Parenting is a 2-person job. It is not just the mother’s job. Sleep deprivation is no joke. He should be helping with the baby.
If he won’t help, hire some help or have a trusted family member help.
Your husband is treating you like a child. He’s punishing you for emotions that he doesn’t want to deal with. Your husband should be your partner, not a disciplinarian. This is abusive.
Once you’ve slept and the baby is no longer sick, I think you need to start making a plan to leave your husband. This is emotional abuse. You don’t deserve to be treated this way.
If you don’t leave him, please don’t have any more children with him.
I’d get my own cameras to film at all times. I’d tell him, on record, that his selective filming is a red flag and you refuse to be edited into an unstable parent when running on 3 hours of sleep in a, give or take, 72 hour span.
And I’d dig so fucking deep to shut down and stop asking him for ANY assistance. I’d not argue with him. I’d ice him out. I’d single parent for as long as it takes to get my affairs in order and file for divorce.
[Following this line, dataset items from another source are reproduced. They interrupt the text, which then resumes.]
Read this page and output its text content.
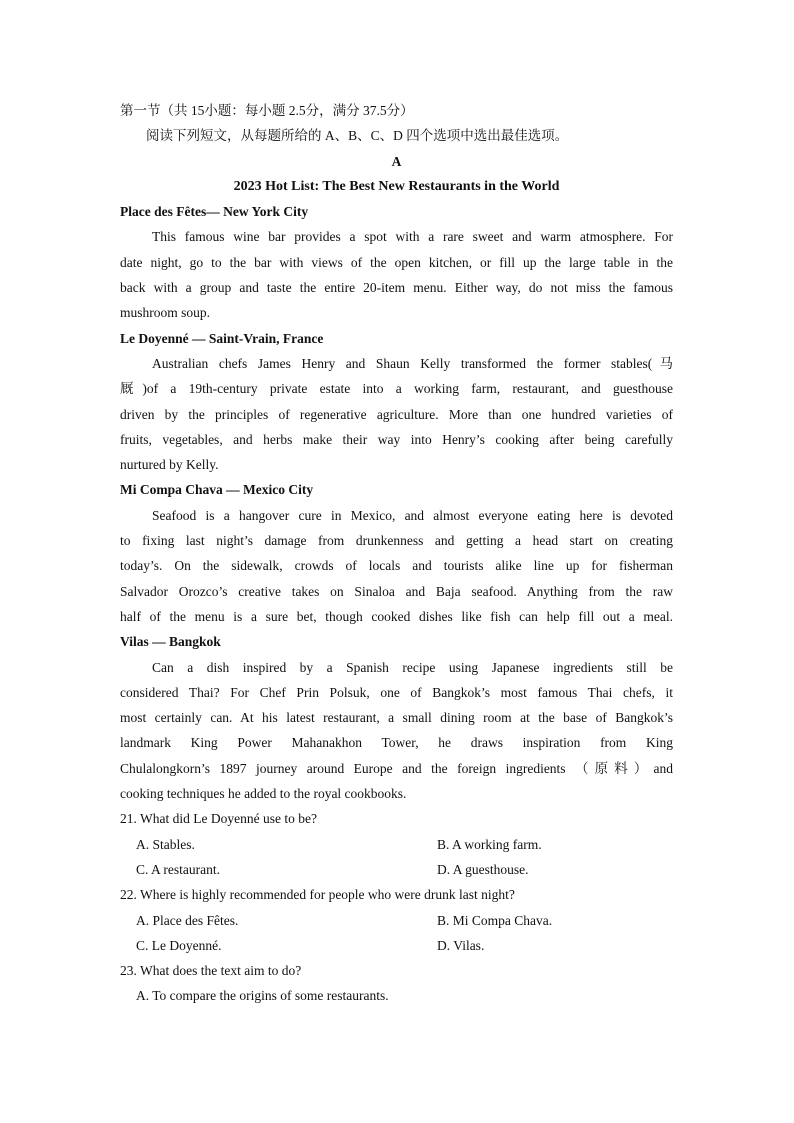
第一节（共 15小题：每小题 2.5分，满分 37.5分）
阅读下列短文，从每题所给的 A、B、C、D 四个选项中选出最佳选项。
A
2023 Hot List: The Best New Restaurants in the World
Place des Fêtes— New York City
This famous wine bar provides a spot with a rare sweet and warm atmosphere. For
date night, go to the bar with views of the open kitchen, or fill up the large table in the
back with a group and taste the entire 20-item menu. Either way, do not miss the famous
mushroom soup.
Le Doyenné — Saint-Vrain, France
Australian chefs James Henry and Shaun Kelly transformed the former stables(马
厩)of a 19th-century private estate into a working farm, restaurant, and guesthouse
driven by the principles of regenerative agriculture. More than one hundred varieties of
fruits, vegetables, and herbs make their way into Henry’s cooking after being carefully
nurtured by Kelly.
Mi Compa Chava — Mexico City
Seafood is a hangover cure in Mexico, and almost everyone eating here is devoted
to fixing last night’s damage from drunkenness and getting a head start on creating
today’s. On the sidewalk, crowds of locals and tourists alike line up for fisherman
Salvador Orozco’s creative takes on Sinaloa and Baja seafood. Anything from the raw
half of the menu is a sure bet, though cooked dishes like fish can help fill out a meal.
Vilas — Bangkok
Can a dish inspired by a Spanish recipe using Japanese ingredients still be
considered Thai? For Chef Prin Polsuk, one of Bangkok’s most famous Thai chefs, it
most certainly can. At his latest restaurant, a small dining room at the base of Bangkok’s
landmark King Power Mahanakhon Tower, he draws inspiration from King
Chulalongkorn’s 1897 journey around Europe and the foreign ingredients （原料）and
cooking techniques he added to the royal cookbooks.
21. What did Le Doyenné use to be?
A. Stables.	B. A working farm.
C. A restaurant.	D. A guesthouse.
22. Where is highly recommended for people who were drunk last night?
A. Place des Fêtes.	B. Mi Compa Chava.
C. Le Doyenné.	D. Vilas.
23. What does the text aim to do?
A. To compare the origins of some restaurants.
Unfortunately, I think your husband is checked out of this relationship and is collecting evidence for a divorce. He might be going for custody or he might just want “proof” to paint himself in a sympathetic light to others. If he was actually fearful of your temper or trying to prove a point, he wouldn’t be goading you on by calling your upsets tantrums, scolding you like a child or breaking your necklace (which clearly doesn’t hold any sentimental value to him).
Look up what “reactive abuse” is. He’s gathering proof of how “crazy and abusive” you are, even though he’s the one making you that way through abuse.
Hun leave now. He’s being mentally and emotionally abusive and recording you for evidence of your instability. Go to a good friend or parent and talk to your doctor. He really might try to take the baby or use the evidence to have you committed.
You’re being abused in this situation. Your sleep-deprived despair and anger at parenting alone are totally normal. You’re a single mother anyway. You should get away from him.